For investors, the takeaway is clear: don’t overreact to political headlines. The macroeconomic engine driving asset prices is far more powerful than any single election.
👉 Discover how global liquidity trends can boost your digital asset strategy
Bitcoin Over Altcoins: The Liquidity Advantage
When it comes to portfolio construction, Hayes makes a strong case for Bitcoin as the cornerstone asset—especially during times of uncertainty.
While altcoins may offer explosive returns in bullish markets, they come with significantly lower liquidity and higher risk. In a crisis or sudden market downturn, selling smaller-cap tokens can mean slippage, delays, and steep losses.
Bitcoin, on the other hand, offers:
- Deep market liquidity
- Global recognition
- Proven resilience during macro shocks
Hayes advises holding Bitcoin as a primary position and only rotating into altcoins after BTC shows sustained strength. This approach allows investors to ride the initial wave of institutional capital while preserving the ability to exit quickly if conditions change.
He also highlights that altcoin seasons typically follow Bitcoin dominance, not precede it. So patience pays.
China’s Looming Stimulus Could Ignite Crypto Markets
One of the most underreported catalysts in 2025? China’s inevitable shift toward monetary easing.

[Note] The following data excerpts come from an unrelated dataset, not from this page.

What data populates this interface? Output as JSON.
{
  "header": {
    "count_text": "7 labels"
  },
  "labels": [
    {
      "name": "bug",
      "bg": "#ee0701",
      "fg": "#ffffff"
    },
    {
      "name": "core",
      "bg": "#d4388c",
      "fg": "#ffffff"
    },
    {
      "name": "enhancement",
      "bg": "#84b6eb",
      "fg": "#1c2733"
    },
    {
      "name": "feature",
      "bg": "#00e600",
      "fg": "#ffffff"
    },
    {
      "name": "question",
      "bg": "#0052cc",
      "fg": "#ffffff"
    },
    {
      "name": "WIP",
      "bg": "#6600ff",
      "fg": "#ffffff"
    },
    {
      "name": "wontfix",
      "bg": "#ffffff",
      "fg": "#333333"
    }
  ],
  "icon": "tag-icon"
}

Hayes points out that China’s economy has long been fueled by real estate credit expansion. Now, as that bubble deflates, the People’s Bank of China (PBoC) will likely respond with aggressive liquidity measures—similar to the U.S. Federal Reserve’s actions after 2008.
This flood of yuan into the system could have global ripple effects:
- Increased inflation pressure
- Capital flight into hard assets
- Higher demand for decentralized stores of value like Bitcoin
Even if China doesn’t directly buy crypto, the debasement of fiat currencies encourages investors worldwide to seek alternatives. And when combined with potential U.S. monetary easing, the result could be a perfect storm for crypto adoption.
Fed Policy: The Real Market Driver
Forget campaign speeches—the Federal Reserve holds the real power over market direction.
As U.S. government deficits grow and debt rolls over at higher rates, the Fed faces mounting pressure to stabilize financial conditions. If bank reserves drop too low, Hayes believes the central bank will have no choice but to:
- Slow or halt Quantitative Tightening (QT)
- Restart Quantitative Easing (QE)
Historically, such moves have led to surges in risk assets—including cryptocurrencies.
"When the Fed prints, everything goes up—especially scarce digital assets."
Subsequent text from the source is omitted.